ED治療薬は適切に使えば有用ですが、副作用や、併用してはいけない薬があることも知っておく必要があります。とくに硝酸薬との併用は危険で、持病によっては使えないこともあります。この記事では、ED治療薬に共通する副作用と種類ごとの違い、併用禁忌、安全に使うための注意点を、中立的にわかりやすく整理します。

このページの位置づけ:ED治療とは(全体像)、ED治療薬の違い(種類比較)、海外製・未承認ED薬の危険性
このページは、ED治療薬の「副作用と注意点」にしぼって整理するガイドです。薬の種類ごとの特徴はED治療薬の違いで、治療全体の流れはED治療とはで扱っています。

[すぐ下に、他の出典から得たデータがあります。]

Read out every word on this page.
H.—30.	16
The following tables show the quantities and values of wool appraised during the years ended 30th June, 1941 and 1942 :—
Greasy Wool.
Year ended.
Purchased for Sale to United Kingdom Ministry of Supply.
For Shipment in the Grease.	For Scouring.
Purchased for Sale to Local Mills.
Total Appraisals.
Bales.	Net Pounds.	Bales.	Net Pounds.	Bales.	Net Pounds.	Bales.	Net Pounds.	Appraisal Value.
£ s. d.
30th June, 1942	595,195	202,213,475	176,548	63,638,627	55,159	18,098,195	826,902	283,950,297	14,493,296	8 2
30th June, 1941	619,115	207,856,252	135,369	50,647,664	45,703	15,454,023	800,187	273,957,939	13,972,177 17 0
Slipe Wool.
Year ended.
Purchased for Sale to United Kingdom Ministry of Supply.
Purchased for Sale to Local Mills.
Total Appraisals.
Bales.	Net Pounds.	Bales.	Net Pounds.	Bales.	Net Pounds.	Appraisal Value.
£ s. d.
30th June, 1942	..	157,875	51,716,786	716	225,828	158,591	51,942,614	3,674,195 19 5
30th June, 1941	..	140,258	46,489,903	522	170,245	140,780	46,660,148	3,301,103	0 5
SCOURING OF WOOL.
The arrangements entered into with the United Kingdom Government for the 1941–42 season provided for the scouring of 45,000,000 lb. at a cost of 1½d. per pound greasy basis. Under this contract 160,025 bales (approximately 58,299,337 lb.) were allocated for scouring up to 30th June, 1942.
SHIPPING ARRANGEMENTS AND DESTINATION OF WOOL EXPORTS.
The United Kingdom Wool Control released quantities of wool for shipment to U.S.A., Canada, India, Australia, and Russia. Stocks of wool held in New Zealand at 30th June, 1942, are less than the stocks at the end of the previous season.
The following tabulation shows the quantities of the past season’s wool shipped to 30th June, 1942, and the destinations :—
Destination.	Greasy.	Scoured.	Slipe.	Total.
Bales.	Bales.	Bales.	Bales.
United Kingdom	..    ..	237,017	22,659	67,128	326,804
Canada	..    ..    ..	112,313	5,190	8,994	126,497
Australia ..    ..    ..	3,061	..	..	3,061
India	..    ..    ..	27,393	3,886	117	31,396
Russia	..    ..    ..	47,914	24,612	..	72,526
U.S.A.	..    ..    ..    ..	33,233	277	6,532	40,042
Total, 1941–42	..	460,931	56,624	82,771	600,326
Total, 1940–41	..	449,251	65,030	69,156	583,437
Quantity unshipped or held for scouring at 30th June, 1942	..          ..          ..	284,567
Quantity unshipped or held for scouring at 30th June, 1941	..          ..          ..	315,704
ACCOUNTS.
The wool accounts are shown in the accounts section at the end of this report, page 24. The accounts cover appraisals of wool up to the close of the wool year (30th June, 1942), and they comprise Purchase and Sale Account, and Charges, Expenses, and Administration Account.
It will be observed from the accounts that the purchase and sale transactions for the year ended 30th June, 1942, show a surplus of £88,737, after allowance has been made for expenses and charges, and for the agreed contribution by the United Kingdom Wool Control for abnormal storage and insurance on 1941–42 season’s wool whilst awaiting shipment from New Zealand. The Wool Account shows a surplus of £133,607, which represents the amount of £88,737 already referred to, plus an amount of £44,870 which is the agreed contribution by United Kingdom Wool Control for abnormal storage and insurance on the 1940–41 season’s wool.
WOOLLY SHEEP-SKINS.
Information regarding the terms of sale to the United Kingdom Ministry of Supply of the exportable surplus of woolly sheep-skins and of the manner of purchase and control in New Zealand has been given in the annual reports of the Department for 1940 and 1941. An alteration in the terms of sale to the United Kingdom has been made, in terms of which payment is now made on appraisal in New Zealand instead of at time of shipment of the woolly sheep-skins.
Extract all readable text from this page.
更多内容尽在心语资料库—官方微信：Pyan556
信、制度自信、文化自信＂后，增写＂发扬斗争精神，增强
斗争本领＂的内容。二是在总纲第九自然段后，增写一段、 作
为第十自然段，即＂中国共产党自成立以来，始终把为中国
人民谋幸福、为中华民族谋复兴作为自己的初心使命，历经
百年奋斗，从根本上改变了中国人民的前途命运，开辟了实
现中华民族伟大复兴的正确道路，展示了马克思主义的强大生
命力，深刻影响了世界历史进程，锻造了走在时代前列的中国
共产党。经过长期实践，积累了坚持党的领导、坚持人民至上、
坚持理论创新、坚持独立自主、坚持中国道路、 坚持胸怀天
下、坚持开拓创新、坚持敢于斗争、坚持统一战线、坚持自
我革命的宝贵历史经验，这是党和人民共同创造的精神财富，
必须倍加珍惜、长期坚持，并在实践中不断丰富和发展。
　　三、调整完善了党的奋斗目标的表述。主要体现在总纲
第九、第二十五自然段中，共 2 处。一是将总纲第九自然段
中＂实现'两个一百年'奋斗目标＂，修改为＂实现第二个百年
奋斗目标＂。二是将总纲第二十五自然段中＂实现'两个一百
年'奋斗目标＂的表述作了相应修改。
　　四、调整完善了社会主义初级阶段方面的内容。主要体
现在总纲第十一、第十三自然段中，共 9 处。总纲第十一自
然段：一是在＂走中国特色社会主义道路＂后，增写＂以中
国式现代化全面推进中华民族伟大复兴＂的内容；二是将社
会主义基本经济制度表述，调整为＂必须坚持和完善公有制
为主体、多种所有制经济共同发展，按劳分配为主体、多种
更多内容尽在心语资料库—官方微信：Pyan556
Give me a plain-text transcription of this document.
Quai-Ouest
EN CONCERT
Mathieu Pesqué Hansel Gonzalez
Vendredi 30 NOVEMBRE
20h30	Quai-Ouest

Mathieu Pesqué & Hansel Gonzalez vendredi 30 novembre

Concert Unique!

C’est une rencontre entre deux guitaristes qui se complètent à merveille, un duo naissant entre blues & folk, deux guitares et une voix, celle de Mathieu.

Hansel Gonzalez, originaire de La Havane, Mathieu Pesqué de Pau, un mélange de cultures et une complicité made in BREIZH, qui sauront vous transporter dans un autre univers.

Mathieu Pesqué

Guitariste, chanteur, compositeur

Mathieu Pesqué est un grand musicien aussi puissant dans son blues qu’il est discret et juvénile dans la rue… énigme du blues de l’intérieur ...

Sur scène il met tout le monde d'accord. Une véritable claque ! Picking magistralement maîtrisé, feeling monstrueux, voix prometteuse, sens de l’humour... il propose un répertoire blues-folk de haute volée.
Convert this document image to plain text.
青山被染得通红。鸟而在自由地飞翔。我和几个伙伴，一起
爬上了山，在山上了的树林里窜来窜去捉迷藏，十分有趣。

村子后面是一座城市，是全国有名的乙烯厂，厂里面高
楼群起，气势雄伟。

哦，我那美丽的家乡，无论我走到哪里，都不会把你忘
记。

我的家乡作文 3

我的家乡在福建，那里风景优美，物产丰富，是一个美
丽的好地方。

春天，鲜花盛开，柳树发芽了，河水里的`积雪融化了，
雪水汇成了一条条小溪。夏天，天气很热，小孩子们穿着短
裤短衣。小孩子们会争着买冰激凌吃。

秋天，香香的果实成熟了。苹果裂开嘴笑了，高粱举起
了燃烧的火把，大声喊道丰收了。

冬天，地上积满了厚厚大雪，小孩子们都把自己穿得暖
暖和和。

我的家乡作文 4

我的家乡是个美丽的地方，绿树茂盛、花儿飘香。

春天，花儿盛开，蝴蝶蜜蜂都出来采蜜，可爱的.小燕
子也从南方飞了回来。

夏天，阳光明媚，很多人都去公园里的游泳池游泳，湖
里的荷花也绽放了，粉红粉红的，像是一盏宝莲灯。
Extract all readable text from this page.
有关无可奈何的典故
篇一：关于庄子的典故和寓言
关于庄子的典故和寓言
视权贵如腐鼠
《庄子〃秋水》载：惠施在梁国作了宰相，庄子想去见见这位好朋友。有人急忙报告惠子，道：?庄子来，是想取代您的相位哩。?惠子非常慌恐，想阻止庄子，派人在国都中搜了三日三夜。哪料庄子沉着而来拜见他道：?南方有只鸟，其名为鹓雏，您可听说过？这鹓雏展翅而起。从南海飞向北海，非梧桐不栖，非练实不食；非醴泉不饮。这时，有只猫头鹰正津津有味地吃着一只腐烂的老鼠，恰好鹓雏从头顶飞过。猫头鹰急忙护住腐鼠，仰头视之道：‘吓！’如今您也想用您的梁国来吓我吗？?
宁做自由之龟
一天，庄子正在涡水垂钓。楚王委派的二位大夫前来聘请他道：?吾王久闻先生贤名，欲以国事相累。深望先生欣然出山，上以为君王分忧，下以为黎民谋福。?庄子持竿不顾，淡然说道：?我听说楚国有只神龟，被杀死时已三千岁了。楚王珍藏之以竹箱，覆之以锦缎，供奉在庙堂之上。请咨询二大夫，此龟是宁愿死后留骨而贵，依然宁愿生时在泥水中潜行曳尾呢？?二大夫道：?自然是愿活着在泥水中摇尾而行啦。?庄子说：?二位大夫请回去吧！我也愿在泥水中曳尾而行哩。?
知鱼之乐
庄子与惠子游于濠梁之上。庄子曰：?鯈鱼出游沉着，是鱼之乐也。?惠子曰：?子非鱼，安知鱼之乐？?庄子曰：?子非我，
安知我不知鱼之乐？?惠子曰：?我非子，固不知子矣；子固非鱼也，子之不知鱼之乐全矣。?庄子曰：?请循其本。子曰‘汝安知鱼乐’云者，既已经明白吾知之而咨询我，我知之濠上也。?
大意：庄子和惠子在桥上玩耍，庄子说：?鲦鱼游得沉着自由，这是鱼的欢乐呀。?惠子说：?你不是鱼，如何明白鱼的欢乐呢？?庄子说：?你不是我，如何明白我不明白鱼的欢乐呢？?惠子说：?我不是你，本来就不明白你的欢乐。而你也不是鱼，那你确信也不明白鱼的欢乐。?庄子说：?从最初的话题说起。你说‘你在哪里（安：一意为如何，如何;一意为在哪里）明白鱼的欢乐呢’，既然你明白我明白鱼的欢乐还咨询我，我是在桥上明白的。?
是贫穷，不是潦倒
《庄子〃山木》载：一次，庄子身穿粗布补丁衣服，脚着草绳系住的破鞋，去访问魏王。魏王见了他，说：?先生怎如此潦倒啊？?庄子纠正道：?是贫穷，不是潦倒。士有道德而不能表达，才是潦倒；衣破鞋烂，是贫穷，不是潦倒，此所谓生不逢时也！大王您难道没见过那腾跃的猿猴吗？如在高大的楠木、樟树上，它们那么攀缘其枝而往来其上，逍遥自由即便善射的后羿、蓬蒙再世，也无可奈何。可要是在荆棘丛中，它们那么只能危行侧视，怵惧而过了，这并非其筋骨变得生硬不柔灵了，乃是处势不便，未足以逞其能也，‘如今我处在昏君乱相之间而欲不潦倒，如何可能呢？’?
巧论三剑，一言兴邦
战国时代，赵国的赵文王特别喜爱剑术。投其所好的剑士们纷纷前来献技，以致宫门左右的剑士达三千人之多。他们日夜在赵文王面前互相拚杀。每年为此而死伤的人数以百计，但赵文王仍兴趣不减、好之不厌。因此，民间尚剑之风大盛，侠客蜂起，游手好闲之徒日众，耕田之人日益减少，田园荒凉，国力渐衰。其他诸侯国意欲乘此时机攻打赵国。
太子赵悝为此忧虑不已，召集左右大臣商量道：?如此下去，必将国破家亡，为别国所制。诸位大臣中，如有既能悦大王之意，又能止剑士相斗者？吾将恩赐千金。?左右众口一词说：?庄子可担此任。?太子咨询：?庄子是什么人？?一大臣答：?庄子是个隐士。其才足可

ED治療薬は、正しく使えば有用な薬ですが、副作用がまったくないわけではありません。多くは軽度で一時的とされる一方、絶対に併用してはいけない薬があり、持病によっては使えないこともあります。安全に使うために、副作用と注意点を正しく知っておくことが大切です。
ED治療薬(バイアグラ・シアリス・レビトラなどのPDE5阻害薬)の副作用は、顔のほてり・頭痛・鼻づまり・動悸・目のかすみなどが知られ、多くは軽度で一時的とされます。
一方で、最も注意すべきは併用禁忌です。とくに、狭心症などで使う硝酸薬(ニトログリセリンなど)との併用は、血圧が急激に下がり命に関わるため、絶対にできません。重い心臓・肝臓・腎臓の病気がある人なども注意が必要です。
さらに、個人輸入や海外製・未承認のED治療薬は、偽造品・成分不明による重い健康被害のおそれがあり危険です。薬は必ず医療機関を通じて入手し、持病や服用中の薬を医師に伝えたうえで使うことが前提です。薬の種類ごとの違いはED治療薬の違いで整理しています。
出典:日本性機能学会 ED診療ガイドライン関連情報・各薬剤の添付文書をもとに編集部作成この記事では、副作用の仕組み、共通・種類別の副作用、併用禁忌、持病がある場合の注意、緊急サイン、個人輸入のリスク、安全に使うコツまでを順に整理します。
ED治療薬の副作用を理解するには、まずその仕組みを知っておくと役立ちます。現在広く使われているED治療薬は「PDE5阻害薬」と呼ばれ、血管を広げて血流を良くすることで、勃起を助ける働きを持ちます。ED治療薬の仕組みや原因についてはED治療とはでも整理しています。
この「血管を広げる」という作用は、目的の部位だけでなく全身の血管にもある程度およびます。そのため、副作用の多くは、この血管拡張の作用に関連して起こります。たとえば、顔の血管が広がることでほてりや赤らみが、頭部の血管が広がることで頭痛が、鼻の血管が広がることで鼻づまりが生じる、といった具合です。つまり、ED治療薬の代表的な副作用は、薬の効き方の延長線上にあるものだと理解できます。
このことを知っておくと、なぜそうした副作用が起こるのかが腑に落ち、過度に不安にならずに済みます。多くは軽度で一時的とされますが、感じ方には個人差があり、強く出る人もいます。だからこそ、医師の説明を受け、自分に合った薬・量を選ぶことが大切になります。
また、この「全身の血管に作用する」という性質は、後で述べる併用禁忌や持病への注意とも深く関わっています。血管や血圧に影響する薬・病気を持つ人にとっては、この作用が思わぬリスクになりうるからです。副作用を単なる「不快な症状」としてだけでなく、薬がどう体に働いているかのあらわれとして捉えると、なぜ注意が必要なのかが理解しやすくなります。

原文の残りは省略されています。